While any donation is welcome, small, regular donations are preferred as they can help charities to know how much money they have coming in.
Charities usually have an option to donate on their website, offering regular direct debit payments or one-off donations.
In a statement on their website Canterbury City Council said the best way to help at this stage is to make financial donations to refugee charities such as Kent Refugee Action Network (KRAN) and Canterbury Welcomes Refugees.
Offer your spare room to a refugee
Both charities and councils have requested that people with a spare room in their house offer it up to a refugee.
Initial placements are usually for short periods to give the host and guest a chance to get used to the situation.

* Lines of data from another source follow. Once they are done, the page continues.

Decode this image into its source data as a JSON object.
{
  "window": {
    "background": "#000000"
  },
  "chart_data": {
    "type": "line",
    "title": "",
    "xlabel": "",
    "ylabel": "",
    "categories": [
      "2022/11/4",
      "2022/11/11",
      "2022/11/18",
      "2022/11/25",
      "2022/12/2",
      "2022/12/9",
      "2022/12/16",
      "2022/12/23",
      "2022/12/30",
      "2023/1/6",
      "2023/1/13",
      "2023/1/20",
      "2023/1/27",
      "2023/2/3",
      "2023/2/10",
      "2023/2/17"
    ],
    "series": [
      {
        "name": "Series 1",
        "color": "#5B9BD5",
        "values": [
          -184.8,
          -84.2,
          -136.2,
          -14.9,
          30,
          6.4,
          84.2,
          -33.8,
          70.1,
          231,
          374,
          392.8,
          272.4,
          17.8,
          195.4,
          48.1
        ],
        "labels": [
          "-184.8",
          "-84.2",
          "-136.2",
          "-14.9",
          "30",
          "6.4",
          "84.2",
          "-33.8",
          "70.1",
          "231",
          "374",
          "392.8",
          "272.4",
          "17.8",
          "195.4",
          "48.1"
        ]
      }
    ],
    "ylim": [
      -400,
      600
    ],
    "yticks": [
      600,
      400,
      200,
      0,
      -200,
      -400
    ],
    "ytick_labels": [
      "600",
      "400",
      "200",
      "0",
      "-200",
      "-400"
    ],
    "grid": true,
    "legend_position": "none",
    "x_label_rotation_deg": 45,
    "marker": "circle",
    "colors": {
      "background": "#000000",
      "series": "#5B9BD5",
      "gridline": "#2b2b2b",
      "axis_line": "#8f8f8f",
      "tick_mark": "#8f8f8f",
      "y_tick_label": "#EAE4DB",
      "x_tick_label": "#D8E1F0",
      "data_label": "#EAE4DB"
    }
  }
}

Charity workers have stressed that registering your interest isn’t a commitment to taking in an Afghan refugee.
A spokesperson for Canterbury City Council said: "A number of families from Afghanistan arrived in Canterbury over the weekend and our team and hotel staff are working hard to help them settle in as quickly as possible.
"It is a fluid situation as some families have moved on already.
"We are assessing the needs of the new arrivals including dealing with any health concerns.
"For the time being, those that have arrived have everything they need.
"While we are immensely grateful for all of the offers of donations, we do not need them at the moment but we'll be quick to appeal for help if that situation changes.